Hi I understand, I started to write something every time I think about him. It helps at first I could only write a few words. Today it\'s a sentence plus one word. Hang in there and all I can say is take it sec by sec min by min hour by hour day by day

my husband also had brain cancer he died on 02/07.2013 and i know just how you feel i have lost my soul mate i lost my mom 6 months to the day i lost my husband so i feel like i have lost everything good in my life i talk to him all the time. i just want to hold him again

I see that some time has past since this writing. I do hope that your thoughts have changed. You have sooo much to live for. Be encouraged.

BW

there is no pain on earth i suppose other than losing a child i guess hurts more my husband died sept 22nd 2004 i still grieve i feel some time my life has no meaning dont want to get up in the morning i let my insurance laps on our house it burnt down now i have nothing all those memories god devistating brought it all back dont knw how ill make it

Breathe and take one day at a time. Just do not give up.

I know....

No you do not want to die. You will not be able to understand since my kids are 28 and 31, but I do feel your pain with young children. I lost my father very young......... Life is so complicated and I wish I could give you a hug to keep you focused. I am only 14 months of my loss, I cannot imagine you are still in pain. I wish you so much more. Wish I could be your friend and help you.

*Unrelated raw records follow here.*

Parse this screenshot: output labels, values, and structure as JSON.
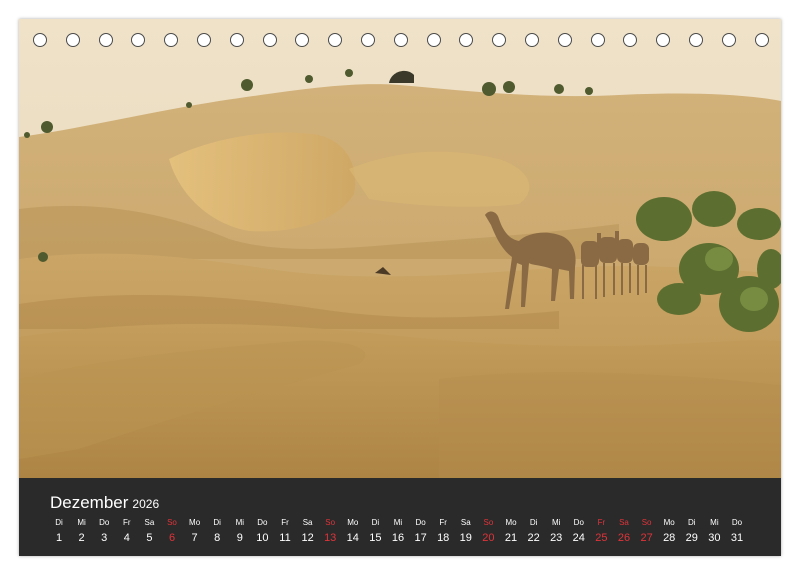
{
  "calendar": {
    "month": "Dezember",
    "year": "2026",
    "days": [
      {
        "wd": "Di",
        "d": "1"
      },
      {
        "wd": "Mi",
        "d": "2"
      },
      {
        "wd": "Do",
        "d": "3"
      },
      {
        "wd": "Fr",
        "d": "4"
      },
      {
        "wd": "Sa",
        "d": "5"
      },
      {
        "wd": "So",
        "d": "6",
        "red": true
      },
      {
        "wd": "Mo",
        "d": "7"
      },
      {
        "wd": "Di",
        "d": "8"
      },
      {
        "wd": "Mi",
        "d": "9"
      },
      {
        "wd": "Do",
        "d": "10"
      },
      {
        "wd": "Fr",
        "d": "11"
      },
      {
        "wd": "Sa",
        "d": "12"
      },
      {
        "wd": "So",
        "d": "13",
        "red": true
      },
      {
        "wd": "Mo",
        "d": "14"
      },
      {
        "wd": "Di",
        "d": "15"
      },
      {
        "wd": "Mi",
        "d": "16"
      },
      {
        "wd": "Do",
        "d": "17"
      },
      {
        "wd": "Fr",
        "d": "18"
      },
      {
        "wd": "Sa",
        "d": "19"
      },
      {
        "wd": "So",
        "d": "20",
        "red": true
      },
      {
        "wd": "Mo",
        "d": "21"
      },
      {
        "wd": "Di",
        "d": "22"
      },
      {
        "wd": "Mi",
        "d": "23"
      },
      {
        "wd": "Do",
        "d": "24"
      },
      {
        "wd": "Fr",
        "d": "25",
        "red": true
      },
      {
        "wd": "Sa",
        "d": "26",
        "red": true
      },
      {
        "wd": "So",
        "d": "27",
        "red": true
      },
      {
        "wd": "Mo",
        "d": "28"
      },
      {
        "wd": "Di",
        "d": "29"
      },
      {
        "wd": "Mi",
        "d": "30"
      },
      {
        "wd": "Do",
        "d": "31"
      }
    ]
  },
  "colors": {
    "holiday": "#e0343a",
    "bar": "#2a2a2a",
    "sand": "#c9a56a",
    "sky": "#e9dcc4"
  },
  "binding": {
    "ring_count": 23
  },
  "photo": {
    "subject": "desert-dunes-camels"
  }
}
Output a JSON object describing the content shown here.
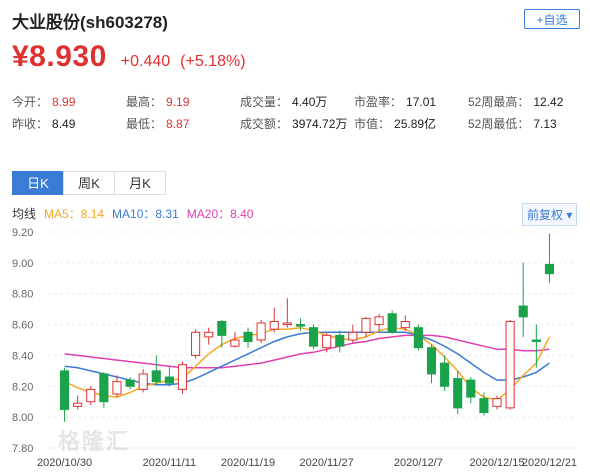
{
  "header": {
    "title": "大业股份(sh603278)",
    "add_label": "+自选"
  },
  "quote": {
    "price": "¥8.930",
    "change": "+0.440",
    "change_pct": "(+5.18%)"
  },
  "stats": {
    "row1": [
      {
        "label": "今开：",
        "value": "8.99",
        "color": "red"
      },
      {
        "label": "最高：",
        "value": "9.19",
        "color": "red"
      },
      {
        "label": "成交量：",
        "value": "4.40万",
        "color": "black"
      },
      {
        "label": "市盈率：",
        "value": "17.01",
        "color": "black"
      },
      {
        "label": "52周最高：",
        "value": "12.42",
        "color": "black"
      }
    ],
    "row2": [
      {
        "label": "昨收：",
        "value": "8.49",
        "color": "black"
      },
      {
        "label": "最低：",
        "value": "8.87",
        "color": "red"
      },
      {
        "label": "成交额：",
        "value": "3974.72万",
        "color": "black"
      },
      {
        "label": "市值：",
        "value": "25.89亿",
        "color": "black"
      },
      {
        "label": "52周最低：",
        "value": "7.13",
        "color": "black"
      }
    ]
  },
  "tabs": [
    {
      "label": "日K",
      "active": true
    },
    {
      "label": "周K",
      "active": false
    },
    {
      "label": "月K",
      "active": false
    }
  ],
  "legend": {
    "title": "均线",
    "ma5": "MA5：8.14",
    "ma10": "MA10：8.31",
    "ma20": "MA20：8.40",
    "ma5_color": "#f5a623",
    "ma10_color": "#3a7bd5",
    "ma20_color": "#e040b0",
    "adjust_label": "前复权 ▾"
  },
  "watermark": "格隆汇",
  "chart_data": {
    "type": "candlestick",
    "ylim": [
      7.8,
      9.2
    ],
    "yticks": [
      "9.20",
      "9.00",
      "8.80",
      "8.60",
      "8.40",
      "8.20",
      "8.00",
      "7.80"
    ],
    "xtick_labels": [
      "2020/10/30",
      "2020/11/11",
      "2020/11/19",
      "2020/11/27",
      "2020/12/7",
      "2020/12/15",
      "2020/12/21"
    ],
    "xtick_index": [
      0,
      8,
      14,
      20,
      27,
      33,
      37
    ],
    "up_color": "#e03131",
    "down_color": "#1aa34a",
    "candles": [
      {
        "o": 8.3,
        "c": 8.05,
        "h": 8.32,
        "l": 7.97
      },
      {
        "o": 8.07,
        "c": 8.09,
        "h": 8.14,
        "l": 8.05
      },
      {
        "o": 8.1,
        "c": 8.18,
        "h": 8.2,
        "l": 8.08
      },
      {
        "o": 8.28,
        "c": 8.1,
        "h": 8.29,
        "l": 8.06
      },
      {
        "o": 8.15,
        "c": 8.23,
        "h": 8.27,
        "l": 8.13
      },
      {
        "o": 8.24,
        "c": 8.2,
        "h": 8.26,
        "l": 8.18
      },
      {
        "o": 8.18,
        "c": 8.28,
        "h": 8.31,
        "l": 8.16
      },
      {
        "o": 8.3,
        "c": 8.23,
        "h": 8.4,
        "l": 8.21
      },
      {
        "o": 8.26,
        "c": 8.22,
        "h": 8.33,
        "l": 8.2
      },
      {
        "o": 8.18,
        "c": 8.34,
        "h": 8.36,
        "l": 8.15
      },
      {
        "o": 8.4,
        "c": 8.55,
        "h": 8.57,
        "l": 8.38
      },
      {
        "o": 8.52,
        "c": 8.55,
        "h": 8.58,
        "l": 8.47
      },
      {
        "o": 8.62,
        "c": 8.53,
        "h": 8.63,
        "l": 8.45
      },
      {
        "o": 8.46,
        "c": 8.5,
        "h": 8.55,
        "l": 8.45
      },
      {
        "o": 8.55,
        "c": 8.49,
        "h": 8.58,
        "l": 8.45
      },
      {
        "o": 8.5,
        "c": 8.61,
        "h": 8.63,
        "l": 8.48
      },
      {
        "o": 8.57,
        "c": 8.62,
        "h": 8.71,
        "l": 8.55
      },
      {
        "o": 8.6,
        "c": 8.61,
        "h": 8.77,
        "l": 8.58
      },
      {
        "o": 8.6,
        "c": 8.59,
        "h": 8.64,
        "l": 8.56
      },
      {
        "o": 8.58,
        "c": 8.46,
        "h": 8.6,
        "l": 8.44
      },
      {
        "o": 8.45,
        "c": 8.53,
        "h": 8.55,
        "l": 8.42
      },
      {
        "o": 8.53,
        "c": 8.46,
        "h": 8.56,
        "l": 8.42
      },
      {
        "o": 8.5,
        "c": 8.55,
        "h": 8.6,
        "l": 8.48
      },
      {
        "o": 8.55,
        "c": 8.64,
        "h": 8.65,
        "l": 8.52
      },
      {
        "o": 8.6,
        "c": 8.65,
        "h": 8.67,
        "l": 8.56
      },
      {
        "o": 8.67,
        "c": 8.55,
        "h": 8.69,
        "l": 8.54
      },
      {
        "o": 8.58,
        "c": 8.62,
        "h": 8.66,
        "l": 8.56
      },
      {
        "o": 8.58,
        "c": 8.45,
        "h": 8.6,
        "l": 8.43
      },
      {
        "o": 8.45,
        "c": 8.28,
        "h": 8.47,
        "l": 8.22
      },
      {
        "o": 8.35,
        "c": 8.2,
        "h": 8.4,
        "l": 8.17
      },
      {
        "o": 8.25,
        "c": 8.06,
        "h": 8.3,
        "l": 8.02
      },
      {
        "o": 8.24,
        "c": 8.13,
        "h": 8.26,
        "l": 8.09
      },
      {
        "o": 8.12,
        "c": 8.03,
        "h": 8.16,
        "l": 8.01
      },
      {
        "o": 8.07,
        "c": 8.12,
        "h": 8.14,
        "l": 8.05
      },
      {
        "o": 8.06,
        "c": 8.62,
        "h": 8.63,
        "l": 8.05
      },
      {
        "o": 8.72,
        "c": 8.65,
        "h": 9.0,
        "l": 8.52
      },
      {
        "o": 8.5,
        "c": 8.49,
        "h": 8.6,
        "l": 8.32
      },
      {
        "o": 8.99,
        "c": 8.93,
        "h": 9.19,
        "l": 8.87
      }
    ],
    "ma5": [
      8.23,
      8.19,
      8.16,
      8.14,
      8.13,
      8.16,
      8.2,
      8.22,
      8.24,
      8.25,
      8.33,
      8.41,
      8.47,
      8.51,
      8.53,
      8.54,
      8.57,
      8.57,
      8.58,
      8.56,
      8.53,
      8.51,
      8.5,
      8.52,
      8.56,
      8.58,
      8.57,
      8.53,
      8.47,
      8.39,
      8.3,
      8.19,
      8.13,
      8.11,
      8.18,
      8.27,
      8.35,
      8.52
    ],
    "ma10": [
      8.33,
      8.32,
      8.3,
      8.28,
      8.26,
      8.24,
      8.22,
      8.21,
      8.21,
      8.22,
      8.25,
      8.29,
      8.33,
      8.37,
      8.41,
      8.45,
      8.49,
      8.52,
      8.54,
      8.55,
      8.55,
      8.55,
      8.55,
      8.55,
      8.55,
      8.55,
      8.55,
      8.53,
      8.5,
      8.46,
      8.41,
      8.35,
      8.29,
      8.24,
      8.24,
      8.26,
      8.29,
      8.35
    ],
    "ma20": [
      8.41,
      8.4,
      8.39,
      8.38,
      8.37,
      8.36,
      8.35,
      8.34,
      8.33,
      8.32,
      8.32,
      8.32,
      8.32,
      8.33,
      8.34,
      8.35,
      8.37,
      8.39,
      8.41,
      8.42,
      8.44,
      8.46,
      8.48,
      8.49,
      8.51,
      8.52,
      8.53,
      8.53,
      8.53,
      8.52,
      8.5,
      8.48,
      8.46,
      8.44,
      8.44,
      8.43,
      8.43,
      8.44
    ]
  }
}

Your husband would not want you to even think that way . You have two beautiful children that he left you the honor of taking care of . Hold your head up high you were loved .

I just lost my husband of 43 years in May. I am devastated. I don't know how I can go on without him. Life is just so sad. I am 65 so I don't even imagine that there is any future to look forward too. Just life without my best friend, which is pretty close to unbearable. Please try to take care of your children and live for them. They still have so much ahead of them, and they need you.

where are you from. I need a friend. I think 30 yrs is painful, cannot imagine.

I consider my life over when my husbad of 43 years passed away two years ago. I started writing a journal of my new life events to recall all I did. I called my recovery my 2nd life. It was a dating frenzy for a year, something I never did because I was married at age 18. I am now in my third life as I met my current boyfriend and we will take vows under God eyes, not legally soon. I am a different person in some ways than I was when I lost my spouse. There was a book called Passages that described many life stages. Life evolves and I evolved differently than I ever dreamed. I fould someone in many ways alike and many ways quite opposite from my husband. It hurts to look backwards to recall my first life and I try to avoid doing much of that.

Update to my life 1 1/2 yrs later. I find time makes the hurt more distant. I still get tears when I have to listen or relate to a moment of our life in the past. It hurts but I can recover easier. My bf and I split a month ago and the loneliness got overwhelming, it seemed so final. I realized that while I could never bring back my husband, I could reconnect with my bf. We have a better understanding of sharing our lives together and will try harder to move together as a couple. I know that someday my life will end and I need to be as happy as possible until then.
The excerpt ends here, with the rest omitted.